Sometimes web developers forget, that they are not typical net users and develop websites and applications for themselves rather than the intended mainstream users. Too often we let ourselves slip into a “geek to geek world”, and forget, that many of the sites we create are not for geeks, but for common users. Here are the top three mistakes made across a large number of mainstream websites, as I’ve seen them.

Users don’t know technology

Even though a solution is done right in a technical term, it may not be done right if you want the users to use it. If a website requires a certain browser plug-in don’t assume your users know here to find it. If you want them to submit information, which should be encrypted, don’t expect them to check the HTML source, to see if the submit target a HTTPS page, signal it by also encrypting the page with the form.

Compared to the developer, most users use old hard- and software

Most developers work on their machines several hours a day, and as a primary work tool they are usually fairly modern machines. A large part of the users on a mainstream website use machines a few generations back. Some of the key differences you should be aware of are which browsers and operating systems to support, how much strain does your website (ie. through Ajax) put on the end users’ system.

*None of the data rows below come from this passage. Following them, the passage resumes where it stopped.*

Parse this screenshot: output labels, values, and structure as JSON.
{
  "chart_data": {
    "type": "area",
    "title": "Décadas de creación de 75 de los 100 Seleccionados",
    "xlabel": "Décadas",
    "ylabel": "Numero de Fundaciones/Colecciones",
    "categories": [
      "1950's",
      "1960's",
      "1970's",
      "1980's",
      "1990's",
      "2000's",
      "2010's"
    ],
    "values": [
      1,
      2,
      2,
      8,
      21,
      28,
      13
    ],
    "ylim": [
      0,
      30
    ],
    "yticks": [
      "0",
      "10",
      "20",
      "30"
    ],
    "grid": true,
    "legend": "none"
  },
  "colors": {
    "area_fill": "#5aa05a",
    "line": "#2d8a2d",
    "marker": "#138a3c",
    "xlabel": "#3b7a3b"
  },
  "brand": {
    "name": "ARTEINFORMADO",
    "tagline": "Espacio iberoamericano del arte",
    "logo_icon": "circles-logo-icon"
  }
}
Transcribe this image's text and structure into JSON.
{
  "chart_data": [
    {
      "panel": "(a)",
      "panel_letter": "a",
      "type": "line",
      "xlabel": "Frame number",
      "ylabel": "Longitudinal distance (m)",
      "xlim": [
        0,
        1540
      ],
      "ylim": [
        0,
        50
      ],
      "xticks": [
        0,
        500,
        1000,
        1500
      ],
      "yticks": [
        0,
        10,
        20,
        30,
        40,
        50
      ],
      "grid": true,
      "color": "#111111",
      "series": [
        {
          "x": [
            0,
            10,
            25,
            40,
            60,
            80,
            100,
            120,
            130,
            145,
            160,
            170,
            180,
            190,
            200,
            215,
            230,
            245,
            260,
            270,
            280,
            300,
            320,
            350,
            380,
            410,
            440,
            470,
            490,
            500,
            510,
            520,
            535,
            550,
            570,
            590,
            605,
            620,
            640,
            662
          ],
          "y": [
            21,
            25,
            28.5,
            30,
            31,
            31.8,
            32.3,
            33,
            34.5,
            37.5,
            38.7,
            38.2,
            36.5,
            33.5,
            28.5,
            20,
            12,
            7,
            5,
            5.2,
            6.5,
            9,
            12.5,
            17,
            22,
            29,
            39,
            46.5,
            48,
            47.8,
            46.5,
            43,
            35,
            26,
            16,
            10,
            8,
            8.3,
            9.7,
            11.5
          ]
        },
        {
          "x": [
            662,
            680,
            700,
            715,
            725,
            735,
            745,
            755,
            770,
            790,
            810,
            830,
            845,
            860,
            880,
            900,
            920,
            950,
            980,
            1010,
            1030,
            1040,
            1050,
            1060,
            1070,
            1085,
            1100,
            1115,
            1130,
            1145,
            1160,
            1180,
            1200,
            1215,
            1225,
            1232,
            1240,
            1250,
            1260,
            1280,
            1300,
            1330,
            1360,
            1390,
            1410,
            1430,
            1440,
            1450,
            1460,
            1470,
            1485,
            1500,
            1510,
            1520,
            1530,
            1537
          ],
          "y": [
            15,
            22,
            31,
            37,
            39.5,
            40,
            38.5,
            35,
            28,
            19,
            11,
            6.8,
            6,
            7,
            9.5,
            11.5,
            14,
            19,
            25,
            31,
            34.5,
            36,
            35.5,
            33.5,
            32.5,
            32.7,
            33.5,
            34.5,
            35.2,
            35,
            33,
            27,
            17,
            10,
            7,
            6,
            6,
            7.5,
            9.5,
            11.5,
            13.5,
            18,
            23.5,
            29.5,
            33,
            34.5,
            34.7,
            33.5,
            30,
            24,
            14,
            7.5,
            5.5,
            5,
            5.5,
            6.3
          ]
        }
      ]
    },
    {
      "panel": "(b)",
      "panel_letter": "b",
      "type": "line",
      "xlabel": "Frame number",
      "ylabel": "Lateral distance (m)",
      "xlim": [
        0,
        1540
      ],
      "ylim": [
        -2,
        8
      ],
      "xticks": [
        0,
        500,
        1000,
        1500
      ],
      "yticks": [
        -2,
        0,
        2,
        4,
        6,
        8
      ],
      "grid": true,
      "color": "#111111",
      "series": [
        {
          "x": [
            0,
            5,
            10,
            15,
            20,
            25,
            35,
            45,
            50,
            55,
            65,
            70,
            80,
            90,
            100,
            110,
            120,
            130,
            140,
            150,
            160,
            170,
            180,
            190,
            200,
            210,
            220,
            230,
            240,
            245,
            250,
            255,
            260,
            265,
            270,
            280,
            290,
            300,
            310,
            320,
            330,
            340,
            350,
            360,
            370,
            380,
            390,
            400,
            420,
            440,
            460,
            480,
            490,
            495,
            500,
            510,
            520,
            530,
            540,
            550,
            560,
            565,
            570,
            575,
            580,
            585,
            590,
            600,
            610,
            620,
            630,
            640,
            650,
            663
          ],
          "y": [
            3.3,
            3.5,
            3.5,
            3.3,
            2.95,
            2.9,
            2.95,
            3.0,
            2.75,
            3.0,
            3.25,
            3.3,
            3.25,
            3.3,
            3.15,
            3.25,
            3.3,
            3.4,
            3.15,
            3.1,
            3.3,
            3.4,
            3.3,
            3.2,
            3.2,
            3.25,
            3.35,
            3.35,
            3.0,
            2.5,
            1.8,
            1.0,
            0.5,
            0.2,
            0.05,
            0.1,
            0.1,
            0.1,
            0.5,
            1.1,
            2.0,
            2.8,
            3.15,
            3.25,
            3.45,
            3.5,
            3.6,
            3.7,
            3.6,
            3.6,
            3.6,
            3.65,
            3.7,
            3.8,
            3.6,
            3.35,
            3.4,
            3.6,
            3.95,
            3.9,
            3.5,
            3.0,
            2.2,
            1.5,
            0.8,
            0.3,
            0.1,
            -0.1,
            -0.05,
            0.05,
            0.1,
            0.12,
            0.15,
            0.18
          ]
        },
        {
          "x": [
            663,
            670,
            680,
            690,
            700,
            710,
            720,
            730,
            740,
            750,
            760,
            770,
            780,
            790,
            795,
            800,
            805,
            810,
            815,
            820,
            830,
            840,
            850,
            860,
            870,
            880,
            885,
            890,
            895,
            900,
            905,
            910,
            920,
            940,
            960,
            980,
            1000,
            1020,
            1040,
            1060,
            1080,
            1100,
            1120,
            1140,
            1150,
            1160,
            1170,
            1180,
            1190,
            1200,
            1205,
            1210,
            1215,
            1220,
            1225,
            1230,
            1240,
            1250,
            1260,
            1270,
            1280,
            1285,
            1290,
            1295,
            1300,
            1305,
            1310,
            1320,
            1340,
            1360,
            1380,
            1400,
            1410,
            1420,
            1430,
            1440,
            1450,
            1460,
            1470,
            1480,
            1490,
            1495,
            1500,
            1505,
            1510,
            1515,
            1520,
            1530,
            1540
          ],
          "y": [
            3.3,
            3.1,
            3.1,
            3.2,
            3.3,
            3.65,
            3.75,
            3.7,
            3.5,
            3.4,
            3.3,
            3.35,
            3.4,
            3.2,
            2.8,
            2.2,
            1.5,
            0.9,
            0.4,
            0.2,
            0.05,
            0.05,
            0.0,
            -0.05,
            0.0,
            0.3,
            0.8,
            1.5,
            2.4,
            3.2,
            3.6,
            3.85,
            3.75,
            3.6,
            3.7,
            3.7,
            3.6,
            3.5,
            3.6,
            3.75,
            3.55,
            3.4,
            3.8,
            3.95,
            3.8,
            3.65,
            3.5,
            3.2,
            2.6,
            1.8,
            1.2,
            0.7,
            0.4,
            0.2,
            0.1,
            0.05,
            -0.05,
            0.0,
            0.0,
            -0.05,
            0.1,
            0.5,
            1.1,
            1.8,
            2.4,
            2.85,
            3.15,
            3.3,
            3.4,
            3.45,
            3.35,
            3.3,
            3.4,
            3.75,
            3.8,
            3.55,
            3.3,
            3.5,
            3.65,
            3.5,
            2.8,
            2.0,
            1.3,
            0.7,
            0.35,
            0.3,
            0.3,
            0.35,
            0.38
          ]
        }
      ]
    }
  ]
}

Developers have far more bandwidth than the average user

Heavy Graphics, Ajax and other fancy effects are a far greater issue if your using a modem or a not-too fast broadband connection. The total page size, the number of http-request does matter – even if you don’t notice it on you multi-megabit Internet connection…. And in the same terms – remember that the average user on Digg, Google Docs and other “web 2.0” sites, are not the average joe, but the average geek – end users still surf on the old fashioned Web 1.0 without Ajax, “Beta conditions” and is probably the place you were five years ago.